The function of that prep, in DW, is to provide content for subsequent GM moves. But the process of making moves - soft moves, hard moves - isn't affected by that prep. So the GM is never permitted, in DW, to tell a player, independent of a check, that a declared action that triggers a player move fails because of some hidden/unrevealed aspect of the PC's fictional position.
That is a fundamental difference from the role of prep in (say) traditional AD&D. As I think I may have mentioned upthread, I GMed a couple of hours of White Plume Mountain a few days ago. Part of my job, as GM in that game, was to narrate results of declared actions without calling for checks by drawing upon the secret information about the fiction that I had but the player didn't (until they learned it via the process of me narrating those results).
Setting out this difference between DW and classic AD&D doesn't need any elaborate metaphysics: it just needs us to clearly state the different rules that govern the negotiation of the shared fiction.
A trap marked on a map is a cue. As I said above, there can be all sorts of different relationships between resolution processes and the production, consultation and alteration of cues. But I think what you have in mind is that someone - the GM, I guess - has, prior to play, prepared a map which has a trap marked on it. And I think you are imaging action resolution rules which say that if a player declares movement for their PC, and that movement - when traced out on the map - takes them over the place where the trap is marked, then the GM is to declare the triggering of the trap, or is to consult the trap-triggering procedure (eg in Moldvay Basic traps only trigger on a roll of 1 or 2 on a d6 : p B22).

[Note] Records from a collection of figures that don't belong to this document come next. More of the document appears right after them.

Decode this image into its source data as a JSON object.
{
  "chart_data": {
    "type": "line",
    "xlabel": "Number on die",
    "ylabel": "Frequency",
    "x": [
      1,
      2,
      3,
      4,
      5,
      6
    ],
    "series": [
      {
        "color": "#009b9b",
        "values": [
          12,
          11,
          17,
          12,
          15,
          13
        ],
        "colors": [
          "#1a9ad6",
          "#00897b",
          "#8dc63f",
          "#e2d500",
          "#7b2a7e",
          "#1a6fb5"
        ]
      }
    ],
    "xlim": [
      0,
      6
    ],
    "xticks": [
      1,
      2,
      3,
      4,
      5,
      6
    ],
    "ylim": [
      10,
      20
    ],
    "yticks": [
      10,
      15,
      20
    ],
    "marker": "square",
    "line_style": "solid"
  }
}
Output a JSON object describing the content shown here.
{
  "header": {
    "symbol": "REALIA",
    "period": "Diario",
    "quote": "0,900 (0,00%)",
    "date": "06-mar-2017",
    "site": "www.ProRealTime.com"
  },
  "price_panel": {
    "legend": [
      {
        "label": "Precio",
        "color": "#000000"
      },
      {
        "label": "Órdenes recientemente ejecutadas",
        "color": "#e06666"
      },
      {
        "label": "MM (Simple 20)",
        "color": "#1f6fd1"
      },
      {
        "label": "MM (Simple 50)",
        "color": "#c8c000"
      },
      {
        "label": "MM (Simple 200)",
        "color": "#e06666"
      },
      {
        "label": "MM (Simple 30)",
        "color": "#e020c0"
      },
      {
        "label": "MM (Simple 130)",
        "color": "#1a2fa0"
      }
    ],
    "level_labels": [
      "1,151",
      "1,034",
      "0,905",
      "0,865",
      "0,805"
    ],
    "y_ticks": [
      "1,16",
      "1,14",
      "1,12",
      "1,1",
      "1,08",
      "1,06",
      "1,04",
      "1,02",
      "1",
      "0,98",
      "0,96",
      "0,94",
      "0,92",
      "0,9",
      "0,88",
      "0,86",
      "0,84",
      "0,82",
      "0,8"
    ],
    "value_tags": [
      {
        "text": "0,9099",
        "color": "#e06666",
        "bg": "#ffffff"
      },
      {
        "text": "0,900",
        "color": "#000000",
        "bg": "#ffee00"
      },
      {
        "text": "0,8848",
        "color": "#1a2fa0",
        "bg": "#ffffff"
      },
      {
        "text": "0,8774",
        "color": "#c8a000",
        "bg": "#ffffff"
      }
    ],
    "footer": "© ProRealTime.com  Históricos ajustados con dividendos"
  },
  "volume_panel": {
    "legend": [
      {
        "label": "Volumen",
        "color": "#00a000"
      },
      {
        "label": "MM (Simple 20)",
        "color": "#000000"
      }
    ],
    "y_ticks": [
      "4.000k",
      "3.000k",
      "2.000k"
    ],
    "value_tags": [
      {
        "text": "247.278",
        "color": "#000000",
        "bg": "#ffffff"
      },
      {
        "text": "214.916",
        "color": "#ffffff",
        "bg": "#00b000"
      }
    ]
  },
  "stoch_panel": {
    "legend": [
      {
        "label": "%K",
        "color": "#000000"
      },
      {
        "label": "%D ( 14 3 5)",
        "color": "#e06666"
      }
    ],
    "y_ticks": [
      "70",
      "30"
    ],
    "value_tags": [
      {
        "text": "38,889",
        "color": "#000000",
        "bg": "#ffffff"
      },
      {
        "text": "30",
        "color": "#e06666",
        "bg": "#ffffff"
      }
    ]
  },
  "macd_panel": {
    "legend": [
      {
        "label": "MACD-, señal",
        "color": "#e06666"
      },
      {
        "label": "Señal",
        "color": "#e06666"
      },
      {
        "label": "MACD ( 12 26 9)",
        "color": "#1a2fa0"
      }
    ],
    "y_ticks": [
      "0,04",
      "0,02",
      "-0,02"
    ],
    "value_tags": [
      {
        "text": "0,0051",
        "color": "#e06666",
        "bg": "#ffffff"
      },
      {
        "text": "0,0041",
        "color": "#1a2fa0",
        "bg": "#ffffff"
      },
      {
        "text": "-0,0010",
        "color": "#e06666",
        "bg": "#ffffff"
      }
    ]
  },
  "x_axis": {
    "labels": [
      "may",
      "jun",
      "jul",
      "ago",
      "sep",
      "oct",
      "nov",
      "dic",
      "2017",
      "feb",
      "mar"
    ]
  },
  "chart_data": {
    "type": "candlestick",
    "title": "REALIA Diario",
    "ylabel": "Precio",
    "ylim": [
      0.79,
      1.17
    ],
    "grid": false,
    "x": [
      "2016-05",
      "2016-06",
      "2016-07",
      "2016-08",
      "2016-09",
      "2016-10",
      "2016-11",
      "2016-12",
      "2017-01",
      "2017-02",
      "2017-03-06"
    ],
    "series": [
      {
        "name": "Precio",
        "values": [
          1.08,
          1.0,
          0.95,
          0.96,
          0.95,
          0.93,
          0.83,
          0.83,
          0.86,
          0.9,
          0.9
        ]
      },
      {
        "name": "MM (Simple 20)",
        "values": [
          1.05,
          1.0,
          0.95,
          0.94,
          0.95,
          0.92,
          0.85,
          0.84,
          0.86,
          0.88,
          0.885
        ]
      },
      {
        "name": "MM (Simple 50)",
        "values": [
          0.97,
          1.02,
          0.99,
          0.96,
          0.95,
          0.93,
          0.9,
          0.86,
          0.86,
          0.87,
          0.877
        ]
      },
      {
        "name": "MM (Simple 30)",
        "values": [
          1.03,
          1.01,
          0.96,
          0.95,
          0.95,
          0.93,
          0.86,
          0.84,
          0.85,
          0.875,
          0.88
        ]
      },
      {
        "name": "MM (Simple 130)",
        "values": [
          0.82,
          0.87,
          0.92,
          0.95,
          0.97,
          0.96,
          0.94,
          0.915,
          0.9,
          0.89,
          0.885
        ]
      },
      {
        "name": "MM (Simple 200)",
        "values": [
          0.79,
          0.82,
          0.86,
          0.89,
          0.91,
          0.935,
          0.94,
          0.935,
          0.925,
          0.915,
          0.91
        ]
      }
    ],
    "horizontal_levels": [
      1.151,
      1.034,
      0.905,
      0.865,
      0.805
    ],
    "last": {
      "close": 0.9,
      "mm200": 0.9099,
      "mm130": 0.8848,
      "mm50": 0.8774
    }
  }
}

A game played according to those sorts of procedures - prep procedures, and the resolution rules that presuppose them - will produce one sort of play experience. I personally experienced that sort of play a few days ago, with White Plume Mountain.
It is not impossible to use those procedures to generate narratively/dramatically stakes-oriented play, but my view is that they are not ideal for that.
As far as the cliff goes, there are any number of ways to resolve the action declaration
We ascend/descend the awful cliff. Particularly if it is being traversed for a second or subsequent time by the same group of protagonists. (Robin Laws has a nice discussion of this in HeroQuest revised, especially pp 72-74, 81-82.) There are approaches to action resolution that preserve its character in the fiction as an awful cliff, but don't call for a check to be made to traverse it: those sorts of approaches are not suitable for
@Lanefan given his goals of play, and may not be suitable for you, but they are readily available and well-known.